10 000 Kinder, ihre Mütter und Väter sowie Kita-ErzieherInnen waren gestern zum Protestmarsch durch die City erschienen. „Das Schrillen unserer Wecker muß die Ohren der Politiker erreichen – es ist höchste Zeit aufzustehen, um die Politiker, die nur bis zum Tellerrand des nächsten Wahltermins gucken, wachzurütteln,“ mahnte ÖTV-Vize-Chefin Margrit Zepf. „Die Zukunft unserer Kinder ist wichtiger als Bebauungspläne oder breite Straßen.“ Es sei ein Skandal, wenn sich in Hamburg Autos „problemloser bewegen können als Kinder.“

Zepf zum Sparhaushalt: „In dieser reichen Stadt fällt den Politikern nichts besseres ein, als bei den Kindern den Rotstift anzusetzen.“ Für die Gewerkschafterin sind die Kürzungen bei den Kitas nicht hinnehmbar, die dafür in Aussicht gestellte „Halb-Tagesschule“ lediglich eine „Mogelpackung“. Sie befürchtet: „Die Verschlechterungen der Arbeitsbedingungen für die Erzieher wird das Wohl unserer Kinder beeinträchtigen.“ Mutter Sabine Wilst ergänzte: „Wir brauchen Horte, in denen sich Kinder bewegen und entwickeln können.“ Ein Transparent brachte es auf den Punkt: „Marktwirtschaft bei Kitas? Wir sind kein BetreuungsAldi.“

„Investitionen in die Verbesserung der Lebensbedingungen der Kinder und Jugendlichen sind Investitionen in künftige Lebenqualilät und eine bessere Zukunft“, so Margrit Zepf weiter.

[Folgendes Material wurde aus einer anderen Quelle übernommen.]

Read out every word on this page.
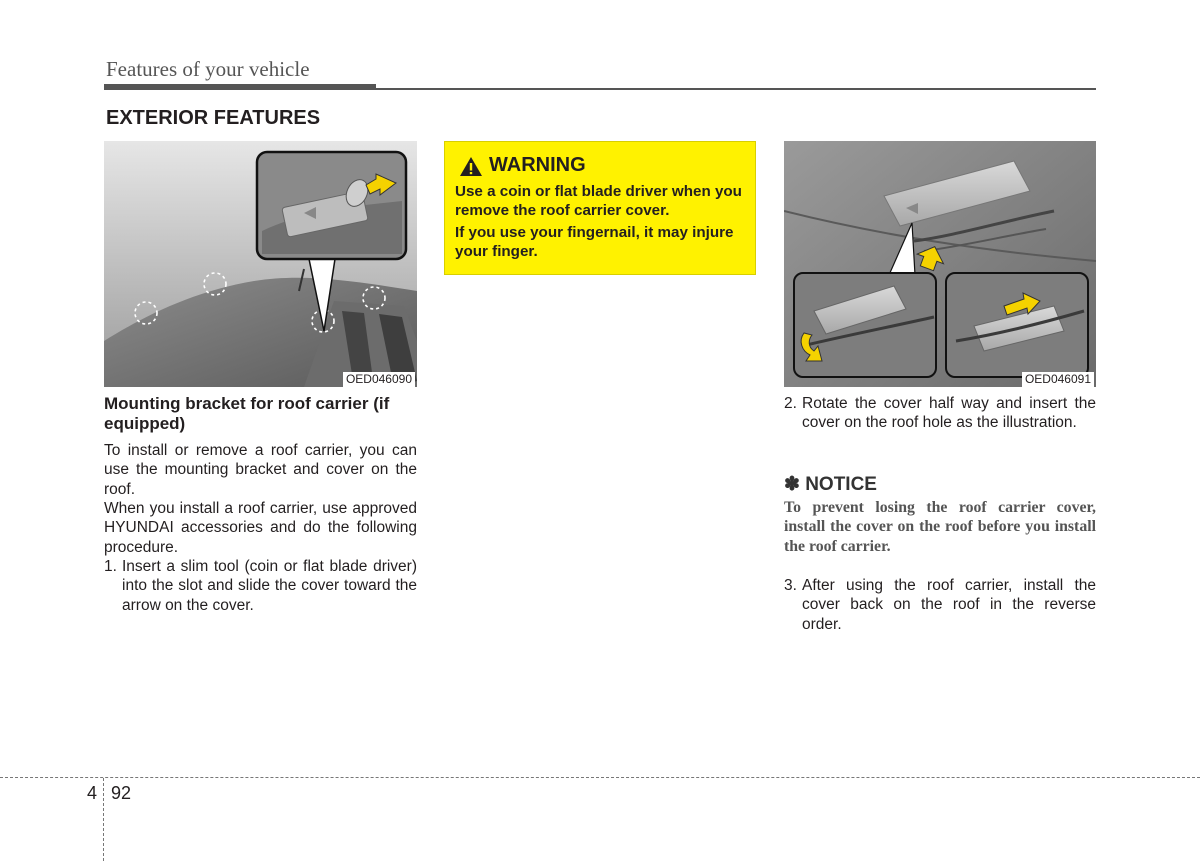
Features of your vehicle
EXTERIOR FEATURES
OED046090
Mounting bracket for roof carrier (if equipped)
To install or remove a roof carrier, you can use the mounting bracket and cover on the roof.
When you install a roof carrier, use approved HYUNDAI accessories and do the following procedure.
1. Insert a slim tool (coin or flat blade driver) into the slot and slide the cover toward the arrow on the cover.
WARNING
Use a coin or flat blade driver when you remove the roof carrier cover.
If you use your fingernail, it may injure your finger.
OED046091
2. Rotate the cover half way and insert the cover on the roof hole as the illustration.
✽ NOTICE
To prevent losing the roof carrier cover, install the cover on the roof before you install the roof carrier.
3. After using the roof carrier, install the cover back on the roof in the reverse order.
4 92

Den Kindern von heute soll eine Perspektive gegeben werden, damit sie nicht am Hauptbahnhof oder in Spielhallen landen. Zepf kündigte weitere Protestaktionen des grün-kirchlich-gewerkschaftlichen Aktionsbündnisses an. „Einen Wecker kann man überhören, 1000 Wecker rauben den Politikern den Schlaf.“

Unterdessen hat der Hamburger Senat Pläne bestätigt, in Eimsbüttel, Altona, Wandsbek sowie in Hamburg-Nord Teile von Schulhöfen zu verkaufen, um 14 Millionen Mark zur Finanzierung weiterer Kita-Plätze zu erwirtschaften.